Healthcare Is Embracing Digital Self-Service
From telemedicine to digital patient check-in, the pandemic permanently accelerated healthcare's digital transformation. What this means for patients and providers.
The COVID-19 pandemic compressed a decade of healthcare digital transformation into two years. Practices, health authorities, and hospitals that had planned multi-year rollouts of telehealth and digital patient services deployed them in weeks out of necessity. What the pandemic revealed is that patients were ready—and in many cases eager—for digital health services long before healthcare systems offered them.
Patients Are Taking Control of Their Health Data
Consumer health technology has created a population of patients who actively monitor and manage their health outside clinical settings. Forty percent of US consumers use technology tools to track fitness and health improvements through smartphones, apps, wearables, and monitoring devices. Of these, 70% believe that using tracking devices will help them change their behaviour—and about half share this data with their healthcare providers.
This shift changes the nature of clinical encounters. Patients arrive with data. They want their electronic medical records to be accessible to them, not just to providers. They expect their health information to follow them across care settings rather than being siloed in individual clinics.
Telemedicine Has Permanently Shifted
Before the pandemic, 11% of consumers had used telemedicine.
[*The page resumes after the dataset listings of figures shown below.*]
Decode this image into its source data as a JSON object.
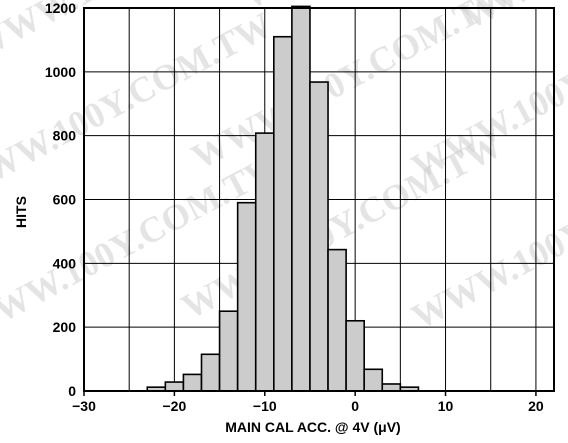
{
  "watermark": "WWW.100Y.COM.TW",
  "chart_data": {
    "type": "bar",
    "title": "",
    "xlabel": "MAIN CAL ACC. @ 4V (μV)",
    "ylabel": "HITS",
    "xlim": [
      -30,
      22
    ],
    "ylim": [
      0,
      1200
    ],
    "xticks": [
      -30,
      -20,
      -10,
      0,
      10,
      20
    ],
    "yticks": [
      0,
      200,
      400,
      600,
      800,
      1000,
      1200
    ],
    "grid": true,
    "bin_width": 2,
    "bins": [
      {
        "x0": -23,
        "x1": -21,
        "value": 12
      },
      {
        "x0": -21,
        "x1": -19,
        "value": 28
      },
      {
        "x0": -19,
        "x1": -17,
        "value": 52
      },
      {
        "x0": -17,
        "x1": -15,
        "value": 115
      },
      {
        "x0": -15,
        "x1": -13,
        "value": 250
      },
      {
        "x0": -13,
        "x1": -11,
        "value": 590
      },
      {
        "x0": -11,
        "x1": -9,
        "value": 808
      },
      {
        "x0": -9,
        "x1": -7,
        "value": 1110
      },
      {
        "x0": -7,
        "x1": -5,
        "value": 1205
      },
      {
        "x0": -5,
        "x1": -3,
        "value": 968
      },
      {
        "x0": -3,
        "x1": -1,
        "value": 443
      },
      {
        "x0": -1,
        "x1": 1,
        "value": 220
      },
      {
        "x0": 1,
        "x1": 3,
        "value": 68
      },
      {
        "x0": 3,
        "x1": 5,
        "value": 22
      },
      {
        "x0": 5,
        "x1": 7,
        "value": 12
      }
    ],
    "colors": {
      "bar_fill": "#cccccc",
      "bar_stroke": "#000000",
      "grid": "#000000",
      "axis": "#000000"
    }
  }
}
During the pandemic, that figure reached 46%. More significantly, 70% of consumers say they are highly likely to continue using telemedicine after the pandemic—and the healthcare industry estimates the telemedicine market could be worth up to $250 billion.
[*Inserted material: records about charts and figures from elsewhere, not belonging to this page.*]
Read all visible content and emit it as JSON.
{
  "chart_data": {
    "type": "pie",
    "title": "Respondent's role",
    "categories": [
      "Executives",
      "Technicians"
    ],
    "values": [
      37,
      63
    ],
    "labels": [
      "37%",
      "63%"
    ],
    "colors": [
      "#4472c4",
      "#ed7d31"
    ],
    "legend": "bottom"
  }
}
The shift is not purely patient-driven. Fifty-seven percent of healthcare providers are now more favorable to telemedicine than they were before the pandemic, recognizing that virtual visits allow them to see more patients while reducing overhead. The hybrid model—some visits in person, some virtual—is now the standard expectation in most primary care settings.
Self-Service at the Point of Care
Digital self-service is extending beyond the home into clinical settings. Self-service check-in systems, digital registration, and patient-facing applications are reducing administrative burden and improving the patient experience. Specifically, healthcare organizations are deploying automated check-in that covers the entire process from arrival to room assignment, mobile check-in options that allow patients to complete intake before arriving, integrated records that follow patients across facilities, and digital registration that eliminates paper forms and manual data entry.
What Healthcare Organizations Need to Do Now
For healthcare providers navigating this shift, the practical priorities are: deploying digital tools patients are willing to use (rather than insisting on traditional channels), ensuring data interoperability so patient information flows across systems, investing in virtual care infrastructure rather than relying on third-party telehealth platforms, and building patient trust through transparent data handling practices. Patients who feel confident their data is protected are significantly more likely to share it—enabling better care.